Thermalizing quantum systems are conventionally described by statistical mechanics at equilibrium. However, not all systems fall into this category, with many body localization providing a generic mechanism for thermalization to fail in strongly disordered systems. Many-body localized (MBL) systems remain perfect insulators at non-zero temperature, which do not thermalize and therefore cannot be described using statistical mechanics. In this Colloquium we review recent theoretical and experimental advances in studies of MBL systems, focusing on the new perspective provided by entanglement and non-equilibrium experimental probes such as quantum quenches. Theoretically, MBL systems exhibit a new kind of robust integrability: an extensive set of quasi-local integrals of motion emerges, which provides an intuitive explanation of the breakdown of thermalization. A description based on quasi-local integrals of motion is used to predict dynamical properties of MBL systems, such as the spreading of quantum entanglement, the behavior of local observables, and the response to external dissipative processes. Furthermore, MBL systems can exhibit eigenstate transitions and quantum orders forbidden in thermodynamic equilibrium.
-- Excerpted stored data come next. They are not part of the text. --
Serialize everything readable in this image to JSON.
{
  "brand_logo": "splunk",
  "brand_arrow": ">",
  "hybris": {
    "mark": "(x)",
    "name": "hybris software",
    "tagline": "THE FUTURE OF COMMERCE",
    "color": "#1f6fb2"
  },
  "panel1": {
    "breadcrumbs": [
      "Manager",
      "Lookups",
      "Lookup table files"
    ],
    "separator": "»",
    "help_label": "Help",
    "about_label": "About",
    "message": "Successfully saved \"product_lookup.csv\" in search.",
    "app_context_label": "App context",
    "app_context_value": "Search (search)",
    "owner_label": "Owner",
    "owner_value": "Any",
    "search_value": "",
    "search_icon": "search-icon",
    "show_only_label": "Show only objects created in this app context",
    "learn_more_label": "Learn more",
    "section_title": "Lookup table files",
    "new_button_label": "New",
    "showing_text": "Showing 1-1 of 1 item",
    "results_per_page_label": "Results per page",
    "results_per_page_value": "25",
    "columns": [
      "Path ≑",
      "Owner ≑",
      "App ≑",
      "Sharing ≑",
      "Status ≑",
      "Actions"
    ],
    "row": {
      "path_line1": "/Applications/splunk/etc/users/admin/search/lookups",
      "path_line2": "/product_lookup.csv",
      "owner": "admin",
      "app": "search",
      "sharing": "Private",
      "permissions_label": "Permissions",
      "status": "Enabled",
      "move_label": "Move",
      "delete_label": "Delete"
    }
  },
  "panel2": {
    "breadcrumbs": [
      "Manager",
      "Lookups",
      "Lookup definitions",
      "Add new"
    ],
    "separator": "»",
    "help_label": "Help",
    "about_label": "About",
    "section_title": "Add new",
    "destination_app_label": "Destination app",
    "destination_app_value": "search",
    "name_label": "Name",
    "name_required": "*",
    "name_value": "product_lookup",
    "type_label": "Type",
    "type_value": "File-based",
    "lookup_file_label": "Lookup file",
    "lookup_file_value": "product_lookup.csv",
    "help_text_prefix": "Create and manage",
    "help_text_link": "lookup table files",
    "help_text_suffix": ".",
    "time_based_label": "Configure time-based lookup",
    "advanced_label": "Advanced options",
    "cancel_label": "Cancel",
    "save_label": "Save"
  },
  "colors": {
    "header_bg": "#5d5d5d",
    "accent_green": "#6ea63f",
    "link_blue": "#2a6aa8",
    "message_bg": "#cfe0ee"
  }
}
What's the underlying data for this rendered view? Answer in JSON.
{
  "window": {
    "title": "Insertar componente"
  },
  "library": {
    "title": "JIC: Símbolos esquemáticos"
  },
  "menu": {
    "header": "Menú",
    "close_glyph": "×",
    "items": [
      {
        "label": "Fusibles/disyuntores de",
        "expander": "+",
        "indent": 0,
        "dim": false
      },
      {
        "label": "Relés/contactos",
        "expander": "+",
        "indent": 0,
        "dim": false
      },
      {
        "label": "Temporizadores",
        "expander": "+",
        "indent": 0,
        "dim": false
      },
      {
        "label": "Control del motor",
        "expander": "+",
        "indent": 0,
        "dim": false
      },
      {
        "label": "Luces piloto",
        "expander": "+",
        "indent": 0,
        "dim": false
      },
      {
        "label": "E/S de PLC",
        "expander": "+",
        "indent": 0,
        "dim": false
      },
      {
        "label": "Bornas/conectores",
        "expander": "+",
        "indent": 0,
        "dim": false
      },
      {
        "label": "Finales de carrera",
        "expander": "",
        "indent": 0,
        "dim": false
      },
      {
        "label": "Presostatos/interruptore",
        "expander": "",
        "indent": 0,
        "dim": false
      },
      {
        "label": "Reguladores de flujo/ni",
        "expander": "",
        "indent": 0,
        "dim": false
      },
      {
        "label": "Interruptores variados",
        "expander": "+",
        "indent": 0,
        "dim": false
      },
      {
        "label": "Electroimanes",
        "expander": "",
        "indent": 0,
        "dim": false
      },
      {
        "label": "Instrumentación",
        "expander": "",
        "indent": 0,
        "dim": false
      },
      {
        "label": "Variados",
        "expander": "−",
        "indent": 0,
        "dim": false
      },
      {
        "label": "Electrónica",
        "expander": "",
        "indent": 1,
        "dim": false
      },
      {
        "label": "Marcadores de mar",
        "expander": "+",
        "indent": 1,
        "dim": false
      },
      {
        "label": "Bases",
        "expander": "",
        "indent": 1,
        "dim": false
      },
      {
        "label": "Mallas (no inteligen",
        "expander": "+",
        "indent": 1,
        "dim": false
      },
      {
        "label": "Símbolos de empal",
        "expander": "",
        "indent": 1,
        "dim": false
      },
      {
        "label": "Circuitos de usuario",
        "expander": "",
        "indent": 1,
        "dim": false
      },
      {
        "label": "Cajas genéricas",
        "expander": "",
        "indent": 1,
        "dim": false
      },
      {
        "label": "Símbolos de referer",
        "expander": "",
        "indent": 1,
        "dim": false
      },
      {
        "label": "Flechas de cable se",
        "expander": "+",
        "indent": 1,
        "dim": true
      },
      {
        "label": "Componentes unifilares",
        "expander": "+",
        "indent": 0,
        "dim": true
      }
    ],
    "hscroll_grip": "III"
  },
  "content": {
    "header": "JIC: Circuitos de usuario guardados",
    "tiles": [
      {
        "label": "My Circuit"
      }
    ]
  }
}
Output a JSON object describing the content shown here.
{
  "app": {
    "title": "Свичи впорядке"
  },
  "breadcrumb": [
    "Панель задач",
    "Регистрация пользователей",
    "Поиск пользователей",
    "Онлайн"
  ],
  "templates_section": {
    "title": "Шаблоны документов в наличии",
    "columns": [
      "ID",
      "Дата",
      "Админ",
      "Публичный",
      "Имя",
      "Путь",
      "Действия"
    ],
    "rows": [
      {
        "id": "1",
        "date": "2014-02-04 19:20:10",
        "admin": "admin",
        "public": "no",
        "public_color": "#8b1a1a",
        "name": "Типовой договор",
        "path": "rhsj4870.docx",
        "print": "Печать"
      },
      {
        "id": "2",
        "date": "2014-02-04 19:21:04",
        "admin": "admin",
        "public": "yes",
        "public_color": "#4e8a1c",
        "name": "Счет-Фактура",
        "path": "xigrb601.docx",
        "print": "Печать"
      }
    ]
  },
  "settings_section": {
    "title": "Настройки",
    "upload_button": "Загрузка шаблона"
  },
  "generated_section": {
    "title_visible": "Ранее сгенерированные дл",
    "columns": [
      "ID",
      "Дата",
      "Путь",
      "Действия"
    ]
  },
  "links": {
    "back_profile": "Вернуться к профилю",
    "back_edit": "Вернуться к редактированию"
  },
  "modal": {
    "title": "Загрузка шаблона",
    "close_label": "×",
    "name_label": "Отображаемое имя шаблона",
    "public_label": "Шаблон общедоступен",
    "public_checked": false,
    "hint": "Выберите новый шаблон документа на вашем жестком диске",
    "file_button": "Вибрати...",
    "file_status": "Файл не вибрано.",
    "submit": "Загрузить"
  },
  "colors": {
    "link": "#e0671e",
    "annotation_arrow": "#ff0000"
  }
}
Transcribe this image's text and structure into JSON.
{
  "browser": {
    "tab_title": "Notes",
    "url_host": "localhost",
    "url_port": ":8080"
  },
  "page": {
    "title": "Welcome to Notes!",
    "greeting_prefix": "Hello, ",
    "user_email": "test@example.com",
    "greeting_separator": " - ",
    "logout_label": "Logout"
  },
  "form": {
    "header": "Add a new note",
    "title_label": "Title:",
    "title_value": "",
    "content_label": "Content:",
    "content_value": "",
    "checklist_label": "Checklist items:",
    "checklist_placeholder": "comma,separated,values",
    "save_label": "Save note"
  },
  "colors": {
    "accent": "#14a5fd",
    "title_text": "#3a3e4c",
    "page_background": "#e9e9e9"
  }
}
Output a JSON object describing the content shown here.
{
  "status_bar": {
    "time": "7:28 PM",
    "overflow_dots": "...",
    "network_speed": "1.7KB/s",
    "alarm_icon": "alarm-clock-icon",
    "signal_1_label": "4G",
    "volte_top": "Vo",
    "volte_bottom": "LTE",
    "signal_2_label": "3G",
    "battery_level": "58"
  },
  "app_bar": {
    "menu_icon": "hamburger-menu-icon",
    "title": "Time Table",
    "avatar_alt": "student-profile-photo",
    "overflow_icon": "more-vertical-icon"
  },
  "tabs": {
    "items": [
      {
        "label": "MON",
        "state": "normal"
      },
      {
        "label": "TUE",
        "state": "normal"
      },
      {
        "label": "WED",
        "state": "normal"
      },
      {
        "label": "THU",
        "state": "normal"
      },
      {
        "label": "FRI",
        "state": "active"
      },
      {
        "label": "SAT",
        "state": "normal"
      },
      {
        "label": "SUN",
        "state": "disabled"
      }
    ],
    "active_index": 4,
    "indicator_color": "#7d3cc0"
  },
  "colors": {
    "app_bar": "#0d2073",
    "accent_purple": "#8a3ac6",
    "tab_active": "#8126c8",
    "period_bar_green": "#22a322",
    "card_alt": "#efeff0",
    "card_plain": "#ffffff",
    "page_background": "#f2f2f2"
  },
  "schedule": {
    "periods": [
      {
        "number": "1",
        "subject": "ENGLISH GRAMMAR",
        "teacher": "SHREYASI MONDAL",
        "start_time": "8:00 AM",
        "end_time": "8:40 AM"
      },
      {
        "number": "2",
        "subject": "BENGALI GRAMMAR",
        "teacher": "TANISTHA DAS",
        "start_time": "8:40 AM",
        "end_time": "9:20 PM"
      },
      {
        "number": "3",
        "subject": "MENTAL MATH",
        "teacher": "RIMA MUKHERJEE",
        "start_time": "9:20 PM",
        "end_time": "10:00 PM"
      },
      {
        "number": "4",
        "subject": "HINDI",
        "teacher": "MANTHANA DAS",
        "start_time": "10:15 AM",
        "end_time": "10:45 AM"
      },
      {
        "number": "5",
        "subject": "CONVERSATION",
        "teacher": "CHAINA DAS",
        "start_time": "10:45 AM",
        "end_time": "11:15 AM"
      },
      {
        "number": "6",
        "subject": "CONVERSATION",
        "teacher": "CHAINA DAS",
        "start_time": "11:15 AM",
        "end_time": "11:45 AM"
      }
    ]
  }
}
We outline the current theoretical understanding of the quantum-to-classical transition between many-body localized and ergodic phases, and anomalous transport in the vicinity of that transition. Experimentally, synthetic quantum systems, which are well-isolated from an external thermal reservoir, provide natural platforms for realizing the MBL phase. We review recent experiments with ultracold atoms, trapped ions, superconducting qubits, and quantum materials, in which different signatures of many-body localization have been observed. We conclude by listing outstanding challenges and promising future research directions.